Others aren’t so sure the abbreviation — or the concept it represents — deserves a place in the conversation. Tariq Fancy, for instance, the former chief investment officer for sustainable investing at BlackRock Inc., has emerged as a high-profile critic.
In 2021, he wrote a blistering op-ed for USA Today arguing that the “multitrillion dollar arena of socially conscious investing is being presented as something it’s not. In essence, Wall Street is greenwashing the economic system and, in the process, creating a deadly distraction.”
“I should know; I was at the heart of it,” he added.
‘A lot of bs’?
So what do the original proponents of ESG think now?

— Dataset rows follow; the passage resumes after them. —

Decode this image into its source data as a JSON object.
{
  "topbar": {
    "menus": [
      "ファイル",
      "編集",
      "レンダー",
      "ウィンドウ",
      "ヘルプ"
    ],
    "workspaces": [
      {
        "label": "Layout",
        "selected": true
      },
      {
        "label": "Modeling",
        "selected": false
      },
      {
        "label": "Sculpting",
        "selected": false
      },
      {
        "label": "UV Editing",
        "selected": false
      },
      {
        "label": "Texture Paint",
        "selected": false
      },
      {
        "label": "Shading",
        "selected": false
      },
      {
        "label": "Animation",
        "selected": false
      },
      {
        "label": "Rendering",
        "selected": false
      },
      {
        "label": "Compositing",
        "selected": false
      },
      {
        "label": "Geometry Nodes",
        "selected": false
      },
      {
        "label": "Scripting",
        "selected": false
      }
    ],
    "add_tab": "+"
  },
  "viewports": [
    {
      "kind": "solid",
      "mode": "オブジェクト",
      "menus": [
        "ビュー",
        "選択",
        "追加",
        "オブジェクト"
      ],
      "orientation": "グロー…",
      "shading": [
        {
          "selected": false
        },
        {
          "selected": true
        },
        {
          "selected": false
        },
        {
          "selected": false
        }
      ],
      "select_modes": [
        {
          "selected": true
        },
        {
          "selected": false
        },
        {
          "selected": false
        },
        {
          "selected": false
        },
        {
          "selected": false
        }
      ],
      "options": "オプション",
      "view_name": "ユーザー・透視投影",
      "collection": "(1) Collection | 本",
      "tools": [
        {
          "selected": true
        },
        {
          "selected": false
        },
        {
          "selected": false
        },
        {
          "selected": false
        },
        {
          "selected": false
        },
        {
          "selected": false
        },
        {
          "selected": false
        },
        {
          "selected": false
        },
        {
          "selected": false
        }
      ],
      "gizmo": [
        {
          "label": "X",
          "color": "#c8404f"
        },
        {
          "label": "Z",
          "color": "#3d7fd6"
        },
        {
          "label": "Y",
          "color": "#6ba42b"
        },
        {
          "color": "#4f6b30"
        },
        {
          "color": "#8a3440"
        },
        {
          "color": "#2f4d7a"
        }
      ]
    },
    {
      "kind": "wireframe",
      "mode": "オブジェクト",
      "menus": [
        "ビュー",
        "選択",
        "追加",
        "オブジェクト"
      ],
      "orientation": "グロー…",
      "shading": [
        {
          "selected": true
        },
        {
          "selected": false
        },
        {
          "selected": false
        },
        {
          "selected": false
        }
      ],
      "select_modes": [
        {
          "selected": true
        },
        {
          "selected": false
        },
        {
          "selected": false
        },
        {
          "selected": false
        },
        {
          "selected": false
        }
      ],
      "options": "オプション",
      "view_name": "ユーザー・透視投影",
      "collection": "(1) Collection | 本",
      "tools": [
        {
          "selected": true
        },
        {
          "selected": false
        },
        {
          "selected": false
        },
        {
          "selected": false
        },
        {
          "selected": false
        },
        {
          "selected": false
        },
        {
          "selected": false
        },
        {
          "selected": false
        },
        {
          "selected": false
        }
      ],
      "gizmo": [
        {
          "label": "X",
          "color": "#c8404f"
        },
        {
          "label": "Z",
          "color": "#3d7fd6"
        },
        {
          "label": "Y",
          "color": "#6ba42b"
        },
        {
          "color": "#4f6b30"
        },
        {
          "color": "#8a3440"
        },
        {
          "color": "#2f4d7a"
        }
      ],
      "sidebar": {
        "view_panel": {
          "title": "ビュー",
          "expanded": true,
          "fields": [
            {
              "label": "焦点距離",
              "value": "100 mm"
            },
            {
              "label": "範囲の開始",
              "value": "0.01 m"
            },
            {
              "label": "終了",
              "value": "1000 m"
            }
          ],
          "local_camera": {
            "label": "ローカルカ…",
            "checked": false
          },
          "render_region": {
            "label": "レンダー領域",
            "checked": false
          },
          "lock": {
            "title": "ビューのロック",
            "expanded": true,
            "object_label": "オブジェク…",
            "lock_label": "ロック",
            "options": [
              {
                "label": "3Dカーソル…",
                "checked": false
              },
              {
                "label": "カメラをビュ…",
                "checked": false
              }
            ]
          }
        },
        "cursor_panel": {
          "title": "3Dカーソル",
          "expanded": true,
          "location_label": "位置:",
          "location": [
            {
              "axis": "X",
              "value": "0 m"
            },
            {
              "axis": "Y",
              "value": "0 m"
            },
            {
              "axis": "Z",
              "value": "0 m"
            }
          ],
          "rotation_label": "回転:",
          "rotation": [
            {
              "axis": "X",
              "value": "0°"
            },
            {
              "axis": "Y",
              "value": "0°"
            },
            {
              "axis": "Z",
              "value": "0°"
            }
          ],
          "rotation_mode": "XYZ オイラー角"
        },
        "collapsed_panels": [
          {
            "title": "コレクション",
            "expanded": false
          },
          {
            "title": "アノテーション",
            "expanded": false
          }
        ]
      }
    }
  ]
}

Broadly speaking, they agree that they achieved their original goal to make sustainable investing mainstream. But there’s also a general consensus that with such rapid, unchecked growth, what started as an effort to make investing data more comprehensive has become incredibly messy — and warrants the scrutiny it’s attracting.
“The good news is that there’s a very large adoption of understanding and accepting ESG,” said ClearBridge Investments’ Mary Jane McQuillen, who represented her company as a member of UNEP FI in the early 2000s.
“The difficult part,” she added, is that “because it bloomed very quickly, there are lots of pockets including managers and asset owners who may have a very narrow view and may not be practicing ESG investing to the same extent that many of the original practitioners had intended.”
Asked what the original intent was, McQuillen said the goal was to encourage investors to do more than just rigorously incorporate ESG data into investment funds. They also wanted the investors to use their shareholder power in major companies to push for progress.
But as she sees it, neither seems to be happening consistently. “You know that the majority of the new products, the new ESG funds … are existing funds that they change the name and called it a sustainability fund,” she said.
Joly echoed that point. He said corporate engagement is incredibly important and that there should be a significant difference between the companies in an ESG fund and a normal fund.
“To me, that’s the litmus test,” he said, “because if the ESG fund looks very much like your non-ESG fund in terms of the sector composition and in terms of the companies in it, then what the hell is the difference?”
“We need to move away from oil and gas completely and over to alternative non carbon energies, and every ESG fund worth its salt should have a timetable for doing so that is synchronic with achieving Paris Accord goals; with an explanation of the steps and timing it commits to get there,” he added later in an email.
Baltzell, for his part, said that from time to time, he gets together with former ESG colleagues. They often ask themselves, he said, if what they helped create is “making much of a difference” or if it’s “a lot of bs.”
He, like others, acknowledged that early efforts successfully inserted the concept of sustainability into capital markets around the world. But he also said he has a lot of issues with ESG methodologies, practices and rating systems, even though some of them “started on his desktop.”
“Now, everybody and their brother wants to do it, everything’s ESG, and we still haven’t reduced carbon emissions that much compared to what we should have,” Hewston said.
They all seemed to agree that while financial-sector action on sustainability issues is a messy yet worthy endeavor, it is not — and cannot be — the endgame.
It’s “dead in the water without policy,” Malthouse said.